Africa recorded a 3.2 per cent economic growth rate in 2024, despite global challenges, according to the 2025 African Trade and Economic Outlook (ATEO) Report presented by Afreximbank.

Dr Yemi Kale, Group Chief Economist at Afreximbank, revealed this during the Afreximbank 32nd Annual Meetings (AAM2025) held in Abuja on Wednesday.

He noted that while the figure falls short of the pre-pandemic average of five per cent, it reflects progress driven by stronger public investment, high prices of gold, cocoa and coffee, as well as early successes in diversification strategies.

However, he added that growth remained uneven, with resource-dependent economies facing more difficulty.

The report also showed that Africa’s merchandise trade rebounded by 13.9 per cent in 2024, rising to $1.5 trillion after a 5.4 per cent decline in 2023. Imports grew to $769.01 billion, while exports reached $758.01 billion, resulting in a trade deficit of $11 billion.

Intra-African trade improved significantly, rising 12.4 per cent to $220.3 billion, recovering from a 5.9 per cent decline the previous year. Nonetheless, inflation across the continent rose from 18.2 per cent in 2023 to 20.1 per cent in 2024.

Kale said the positive momentum was supported by the implementation of the African Continental Free Trade Area (AfCFTA), which is becoming a key driver of trade resilience.

“The 2025 report, titled ‘African Trade in a Changing Global Financial Architecture,’ positions Africa at a critical point,” he said.

According to the report, Africa’s share of global exports declined slightly from 3.5 per cent in 2009 to 3.3 per cent in 2024, with intra-African trade accounting for only 14.4 per cent of formal trade. The report attributed this to continued dependence on external markets and vulnerability to commodity price shocks.

Kale, however, noted opportunities arising from shifting global trade patterns, such as increased maritime activity around the Cape of Good Hope, heightened investment interest from Persian Gulf and Asian nations, and global demand for critical minerals.

He stressed that Africa must close its $100 billion annual trade-finance gap to enable small and medium enterprises (SMEs) to participate in regional value chains.

He said Afreximbank disbursed $17.5 billion in 2024 and aims to double intra-African trade finance by 2026. He also highlighted the success of the Pan-African Payment and Settlement System (PAPSS), which now links over a dozen central banks and reduces transaction costs and dependence on foreign currencies.

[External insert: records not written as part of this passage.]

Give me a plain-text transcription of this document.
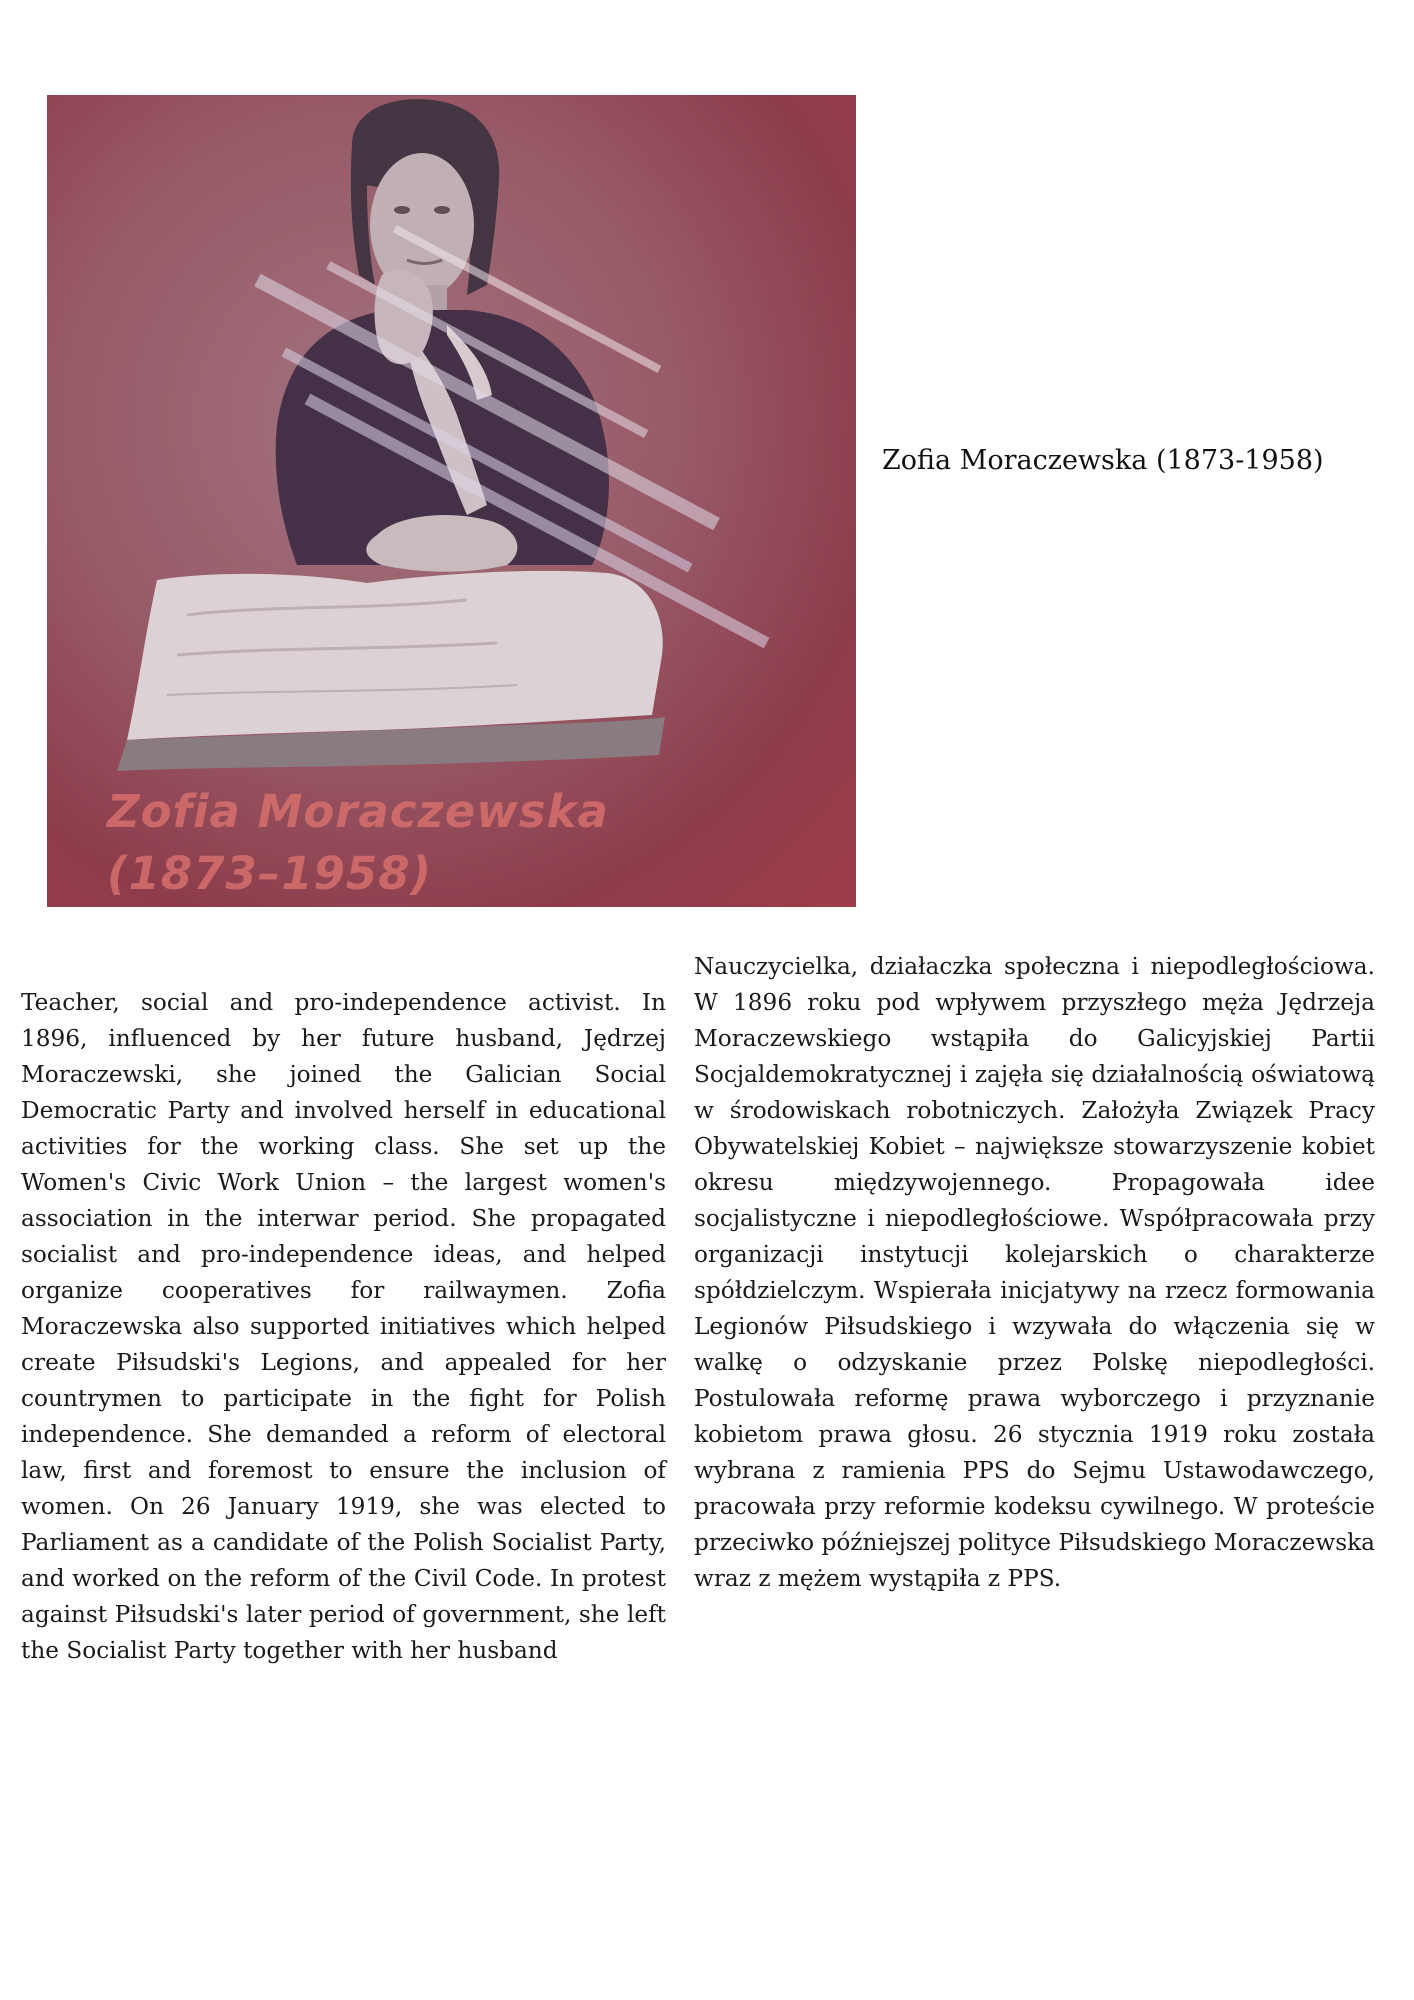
Zofia Moraczewska
(1873–1958)
Zofia Moraczewska (1873-1958)
Teacher, social and pro-independence activist. In 1896, influenced by her future husband, Jędrzej Moraczewski, she joined the Galician Social Democratic Party and involved herself in educational activities for the working class. She set up the Women's Civic Work Union – the largest women's association in the interwar period. She propagated socialist and pro-independence ideas, and helped organize cooperatives for railwaymen. Zofia Moraczewska also supported initiatives which helped create Piłsudski's Legions, and appealed for her countrymen to participate in the fight for Polish independence. She demanded a reform of electoral law, first and foremost to ensure the inclusion of women. On 26 January 1919, she was elected to Parliament as a candidate of the Polish Socialist Party, and worked on the reform of the Civil Code. In protest against Piłsudski's later period of government, she left the Socialist Party together with her husband
Nauczycielka, działaczka społeczna i niepodległościowa. W 1896 roku pod wpływem przyszłego męża Jędrzeja Moraczewskiego wstąpiła do Galicyjskiej Partii Socjaldemokratycznej i zajęła się działalnością oświatową w środowiskach robotniczych. Założyła Związek Pracy Obywatelskiej Kobiet – największe stowarzyszenie kobiet okresu międzywojennego. Propagowała idee socjalistyczne i niepodległościowe. Współpracowała przy organizacji instytucji kolejarskich o charakterze spółdzielczym. Wspierała inicjatywy na rzecz formowania Legionów Piłsudskiego i wzywała do włączenia się w walkę o odzyskanie przez Polskę niepodległości. Postulowała reformę prawa wyborczego i przyznanie kobietom prawa głosu. 26 stycznia 1919 roku została wybrana z ramienia PPS do Sejmu Ustawodawczego, pracowała przy reformie kodeksu cywilnego. W proteście przeciwko późniejszej polityce Piłsudskiego Moraczewska wraz z mężem wystąpiła z PPS.
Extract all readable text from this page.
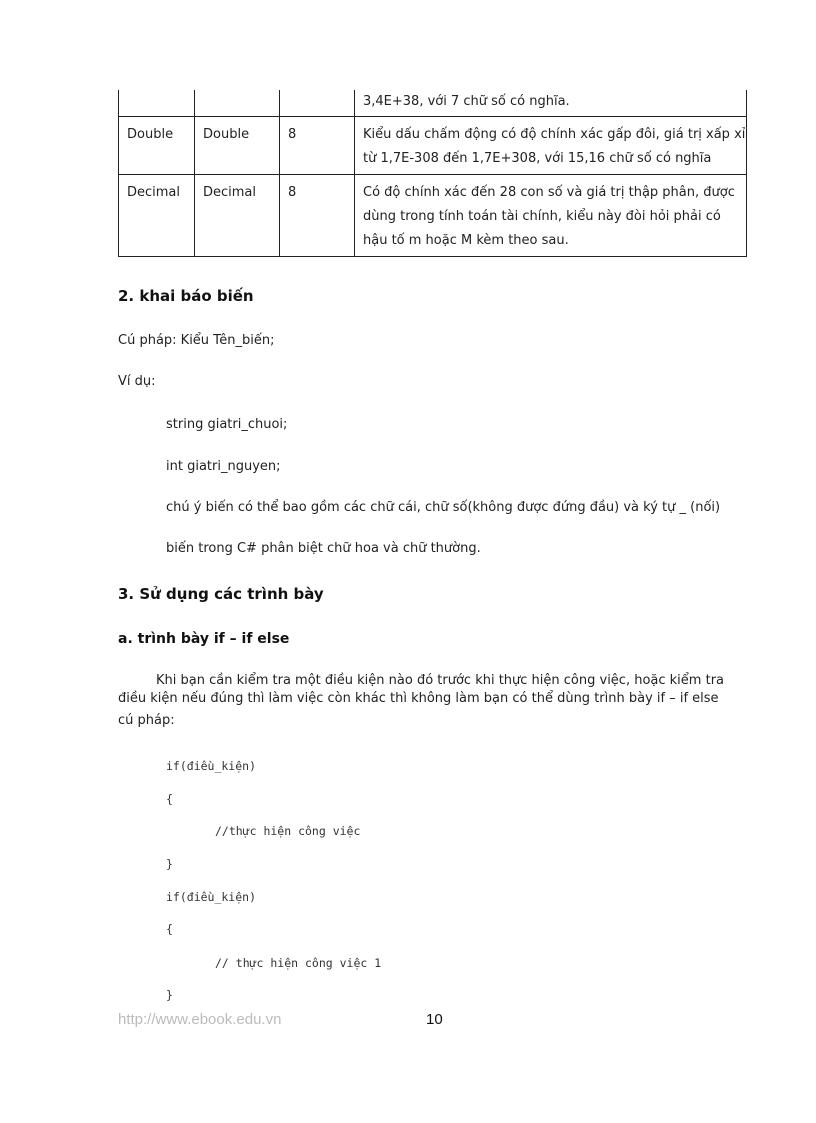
			3,4E+38, với 7 chữ số có nghĩa.
Double	Double	8	Kiểu dấu chấm động có độ chính xác gấp đôi, giá trị xấp xỉ từ 1,7E-308 đến 1,7E+308, với 15,16 chữ số có nghĩa
Decimal	Decimal	8	Có độ chính xác đến 28 con số và giá trị thập phân, được dùng trong tính toán tài chính, kiểu này đòi hỏi phải có hậu tố m hoặc M kèm theo sau.
2. khai báo biến
Cú pháp: Kiểu Tên_biến;
Ví dụ:
string giatri_chuoi;
int giatri_nguyen;
chú ý biến có thể bao gồm các chữ cái, chữ số(không được đứng đầu) và ký tự _ (nối)
biến trong C# phân biệt chữ hoa và chữ thường.
3. Sử dụng các trình bày
a. trình bày if – if else
Khi bạn cần kiểm tra một điều kiện nào đó trước khi thực hiện công việc, hoặc kiểm tra
điều kiện nếu đúng thì làm việc còn khác thì không làm bạn có thể dùng trình bày if – if else
cú pháp:
if(điều_kiện)
{
//thực hiện công việc
}
if(điều_kiện)
{
// thực hiện công việc 1
}
http://www.ebook.edu.vn	10
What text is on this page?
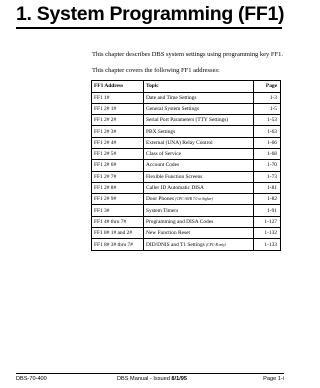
1. System Programming (FF1)
This chapter describes DBS system settings using programming key FF1.
This chapter covers the following FF1 addresses:
FF1 Address	Topic	Page
FF1 1#	Date and Time Settings	1-3
FF1 2# 1#	General System Settings	1-5
FF1 2# 2#	Serial Port Parameters (TTY Settings)	1-53
FF1 2# 3#	PBX Settings	1-63
FF1 2# 4#	External (UNA) Relay Control	1-66
FF1 2# 5#	Class of Service	1-68
FF1 2# 6#	Account Codes	1-70
FF1 2# 7#	Flexible Function Screens	1-73
FF1 2# 8#	Caller ID Automatic DISA	1-81
FF1 2# 9#	Door Phones (CPC-AS/B 7.0 or higher)	1-82
FF1 3#	System Timers	1-91
FF1 4# thru 7#	Programming and DISA Codes	1-127
FF1 8# 1# and 2#	New Function Reset	1-132
FF1 8# 3# thru 7#	DID/DNIS and T1 Settings (CPC-B only)	1-133
DBS-70-400	DBS Manual - Issued 8/1/95	Page 1-i
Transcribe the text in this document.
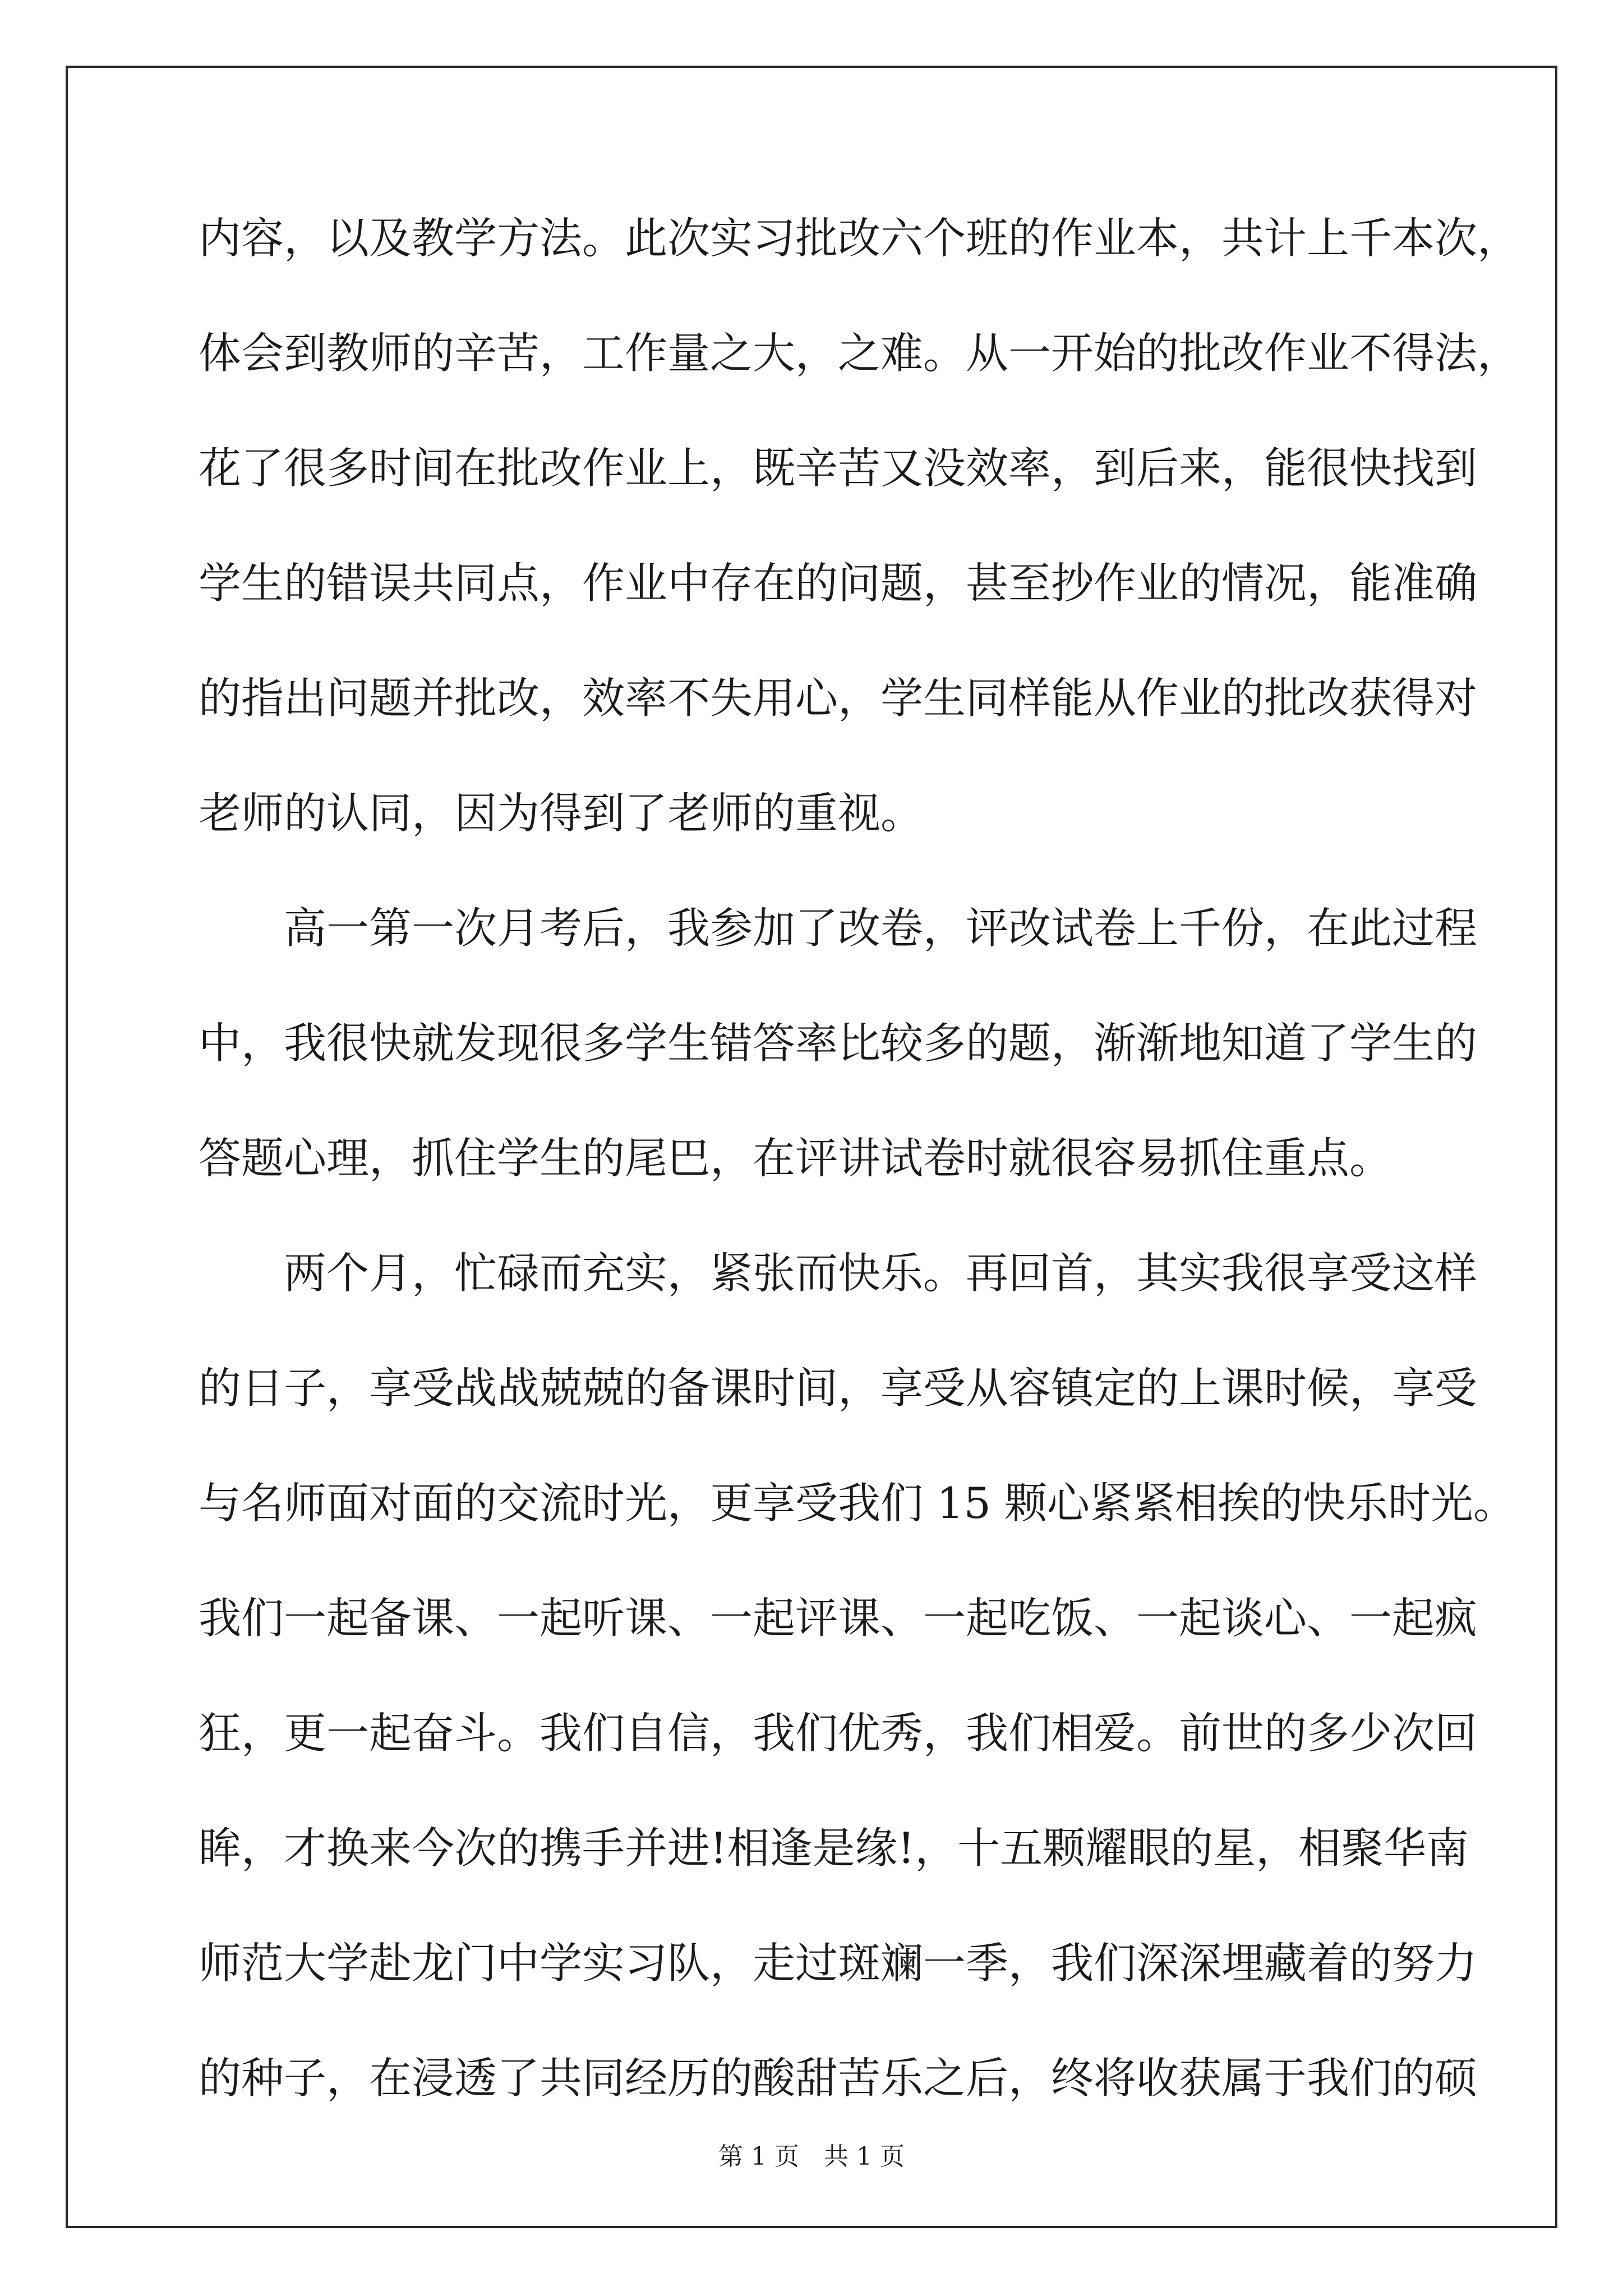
内容，以及教学方法。此次实习批改六个班的作业本，共计上千本次，
体会到教师的辛苦，工作量之大，之难。从一开始的批改作业不得法，
花了很多时间在批改作业上，既辛苦又没效率，到后来，能很快找到
学生的错误共同点，作业中存在的问题，甚至抄作业的情况，能准确
的指出问题并批改，效率不失用心，学生同样能从作业的批改获得对
老师的认同，因为得到了老师的重视。
高一第一次月考后，我参加了改卷，评改试卷上千份，在此过程
中，我很快就发现很多学生错答率比较多的题，渐渐地知道了学生的
答题心理，抓住学生的尾巴，在评讲试卷时就很容易抓住重点。
两个月，忙碌而充实，紧张而快乐。再回首，其实我很享受这样
的日子，享受战战兢兢的备课时间，享受从容镇定的上课时候，享受
与名师面对面的交流时光，更享受我们 15 颗心紧紧相挨的快乐时光。
我们一起备课、一起听课、一起评课、一起吃饭、一起谈心、一起疯
狂，更一起奋斗。我们自信，我们优秀，我们相爱。前世的多少次回
眸，才换来今次的携手并进!相逢是缘!，十五颗耀眼的星，相聚华南
师范大学赴龙门中学实习队，走过斑斓一季，我们深深埋藏着的努力
的种子，在浸透了共同经历的酸甜苦乐之后，终将收获属于我们的硕
第 1 页　共 1 页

Kale called for strengthened African development finance institutions, more equitable global financial rules, and acceleration of AfCFTA implementation, particularly regarding tariff schedules, rules of origin, and national coordination.

He added that expanding digital payment infrastructure and leveraging Africa’s G20 seat to advocate reforms in special drawing rights allocation, debt restructuring, and global financial governance were also critical.

“Together, financial sovereignty, digital integration, and coordinated diplomacy must form the foundation for Africa to overcome global disruption and build a more sustainable, shock-resistant, and opportunity-rich trade future,” he said.

The ATEO report also assessed how rising geopolitical tensions and industrial rivalries are affecting Africa’s trade amid ongoing efforts to industrialise and deepen regional integration.